Earlier this year, Lin was all over the Chinese news describing his purchase of the bankrupt 85-year-old institution, which he he said planned to rename USA New HSBC Federation Consortium Inc.
Here was a self-made man, described as rising from poverty to buy copper and gold mines in West Africa before playing the rice trade. Despite having no banking experience, he had managed a major acquisition of what appeared to be an esteemed American property.
His ingenuity and business acumen earned him praise and a government advisory position.
One problem: Lin's exploits were about as real as the knockoff Chanel purses and Gucci sunglasses sold on curbside mats across China.
Now, after going on the lam, he sits in prison on unrelated charges of tax evasion involving hundreds of millions of yuan. His political appointment is no more.
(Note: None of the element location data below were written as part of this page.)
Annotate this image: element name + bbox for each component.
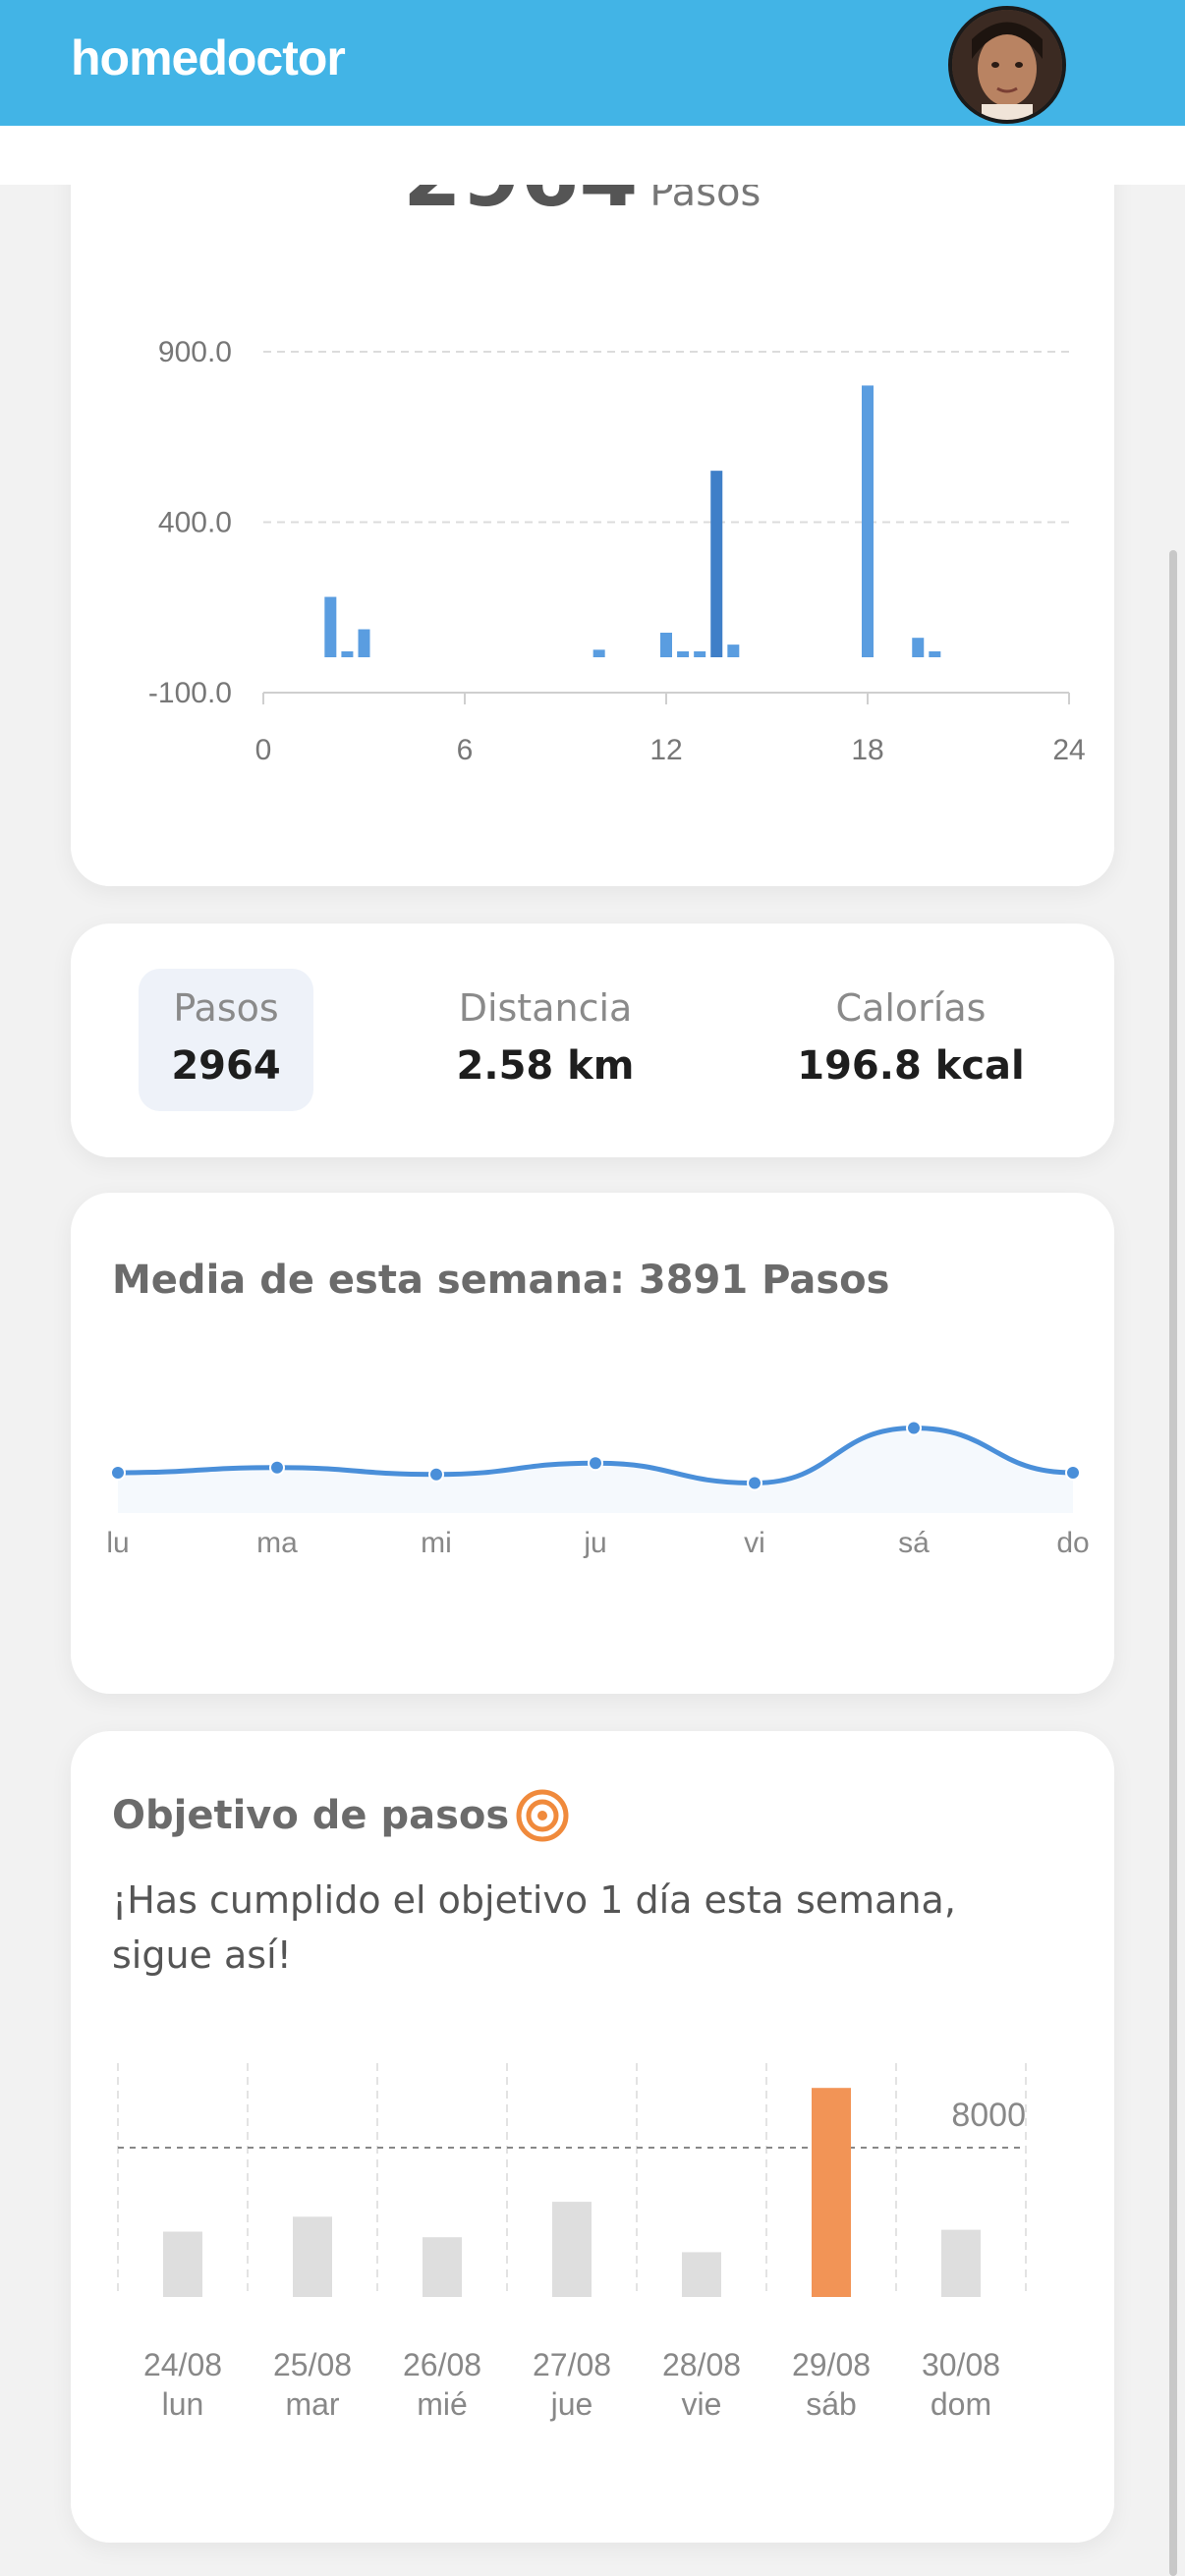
hourly-bar <box>710 471 723 657</box>
hourly-bar <box>592 649 605 657</box>
steps-goal-chart: 8000 24/08 lun 25/08 mar 26/08 mié 27/08 jue 28/0… <box>117 2063 1027 2422</box>
stat-distance-label: Distancia <box>458 986 633 1030</box>
goal-day-bar <box>552 2202 592 2297</box>
goal-day-bar <box>812 2088 851 2297</box>
stat-calories[interactable]: Calorías 196.8 kcal <box>786 969 1036 1111</box>
hourly-bar <box>341 651 354 657</box>
y-tick-label: 900.0 <box>158 336 232 368</box>
goal-day-label: jue <box>550 2386 593 2422</box>
weekly-average-chart: lu ma mi ju vi sá do <box>106 1420 1090 1559</box>
stat-calories-label: Calorías <box>835 986 987 1030</box>
user-avatar-icon[interactable] <box>948 6 1066 124</box>
weekly-point <box>906 1420 922 1436</box>
weekly-day-label: ma <box>256 1527 298 1559</box>
goal-date-label: 25/08 <box>273 2347 352 2382</box>
goal-date-label: 26/08 <box>403 2347 481 2382</box>
steps-goal-message: ¡Has cumplido el objetivo 1 día esta sem… <box>112 1878 956 1977</box>
goal-day-label: vie <box>682 2386 722 2422</box>
hourly-steps-chart: -100.0 400.0 900.0 0 6 12 18 24 <box>148 336 1086 766</box>
stat-steps[interactable]: Pasos 2964 <box>139 969 313 1111</box>
hourly-bar <box>677 651 690 657</box>
goal-date-label: 29/08 <box>792 2347 871 2382</box>
hourly-bar <box>694 651 706 657</box>
scrollbar[interactable] <box>1169 550 1177 2576</box>
goal-day-label: mié <box>417 2386 468 2422</box>
y-tick-label: 400.0 <box>158 507 232 539</box>
goal-day-bar <box>682 2252 721 2297</box>
hourly-bar <box>358 629 370 657</box>
stat-calories-value: 196.8 kcal <box>797 1043 1025 1089</box>
goal-day-bar <box>293 2216 332 2297</box>
goal-day-label: sáb <box>806 2386 857 2422</box>
hourly-bar <box>660 632 672 657</box>
goal-day-bar <box>941 2229 981 2297</box>
hourly-bar <box>862 385 874 657</box>
hourly-bar <box>727 644 740 657</box>
weekly-day-label: lu <box>106 1527 129 1559</box>
goal-day-label: mar <box>285 2386 339 2422</box>
hourly-bar <box>324 596 337 657</box>
weekly-point <box>747 1475 762 1491</box>
weekly-point <box>1065 1465 1081 1481</box>
weekly-day-label: sá <box>898 1527 930 1559</box>
x-tick-label: 24 <box>1052 734 1085 766</box>
app-logo[interactable]: homedoctor <box>71 29 346 86</box>
stat-distance-value: 2.58 km <box>456 1043 635 1089</box>
y-tick-label: -100.0 <box>148 677 232 709</box>
weekly-point <box>588 1455 603 1472</box>
stat-distance[interactable]: Distancia 2.58 km <box>423 969 668 1111</box>
x-tick-label: 0 <box>255 734 272 766</box>
steps-goal-title: Objetivo de pasos <box>112 1788 570 1843</box>
stat-steps-value: 2964 <box>171 1043 281 1089</box>
x-tick-label: 6 <box>457 734 474 766</box>
goal-day-bar <box>423 2237 462 2297</box>
goal-day-bar <box>163 2231 202 2297</box>
weekly-point <box>269 1459 285 1476</box>
steps-goal-title-text: Objetivo de pasos <box>112 1793 510 1838</box>
goal-date-label: 27/08 <box>533 2347 611 2382</box>
goal-day-label: dom <box>931 2386 991 2422</box>
goal-date-label: 24/08 <box>143 2347 222 2382</box>
x-tick-label: 18 <box>851 734 883 766</box>
weekly-point <box>428 1466 444 1483</box>
x-tick-label: 12 <box>649 734 682 766</box>
weekly-point <box>110 1465 126 1481</box>
weekly-day-label: vi <box>744 1527 765 1559</box>
goal-day-label: lun <box>162 2386 204 2422</box>
goal-value-label: 8000 <box>951 2097 1026 2134</box>
weekly-day-label: mi <box>421 1527 452 1559</box>
app-header: homedoctor <box>0 0 1185 126</box>
target-icon <box>515 1788 570 1843</box>
sub-header <box>0 126 1185 185</box>
stat-steps-label: Pasos <box>173 986 279 1030</box>
weekly-average-title: Media de esta semana: 3891 Pasos <box>112 1258 890 1303</box>
goal-date-label: 28/08 <box>662 2347 741 2382</box>
hourly-bar <box>912 638 925 657</box>
hourly-bar <box>929 651 941 657</box>
goal-date-label: 30/08 <box>922 2347 1000 2382</box>
weekly-day-label: do <box>1056 1527 1089 1559</box>
weekly-day-label: ju <box>583 1527 606 1559</box>
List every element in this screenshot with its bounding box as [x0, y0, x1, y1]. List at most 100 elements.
Reporters there sniffed around Lin's story and concluded that there is no Atlantic Bank in Delaware.
In a news conference in March, Lin apologized for "exaggerating" the takeover but said he is indeed looking to acquire overseas banks, including in the U.S., according to the People's Daily.
Atlantic Bank, however, was just a code for the U.S. company he actually purchased but was not allowed to name, Lin said.
In a country that already has a bad rap for fake Apple stores, rampant counterfeiting and questionable food supplies, touting a bank takeover that wasn't certainly doesn't help support a reputation for legitimacy.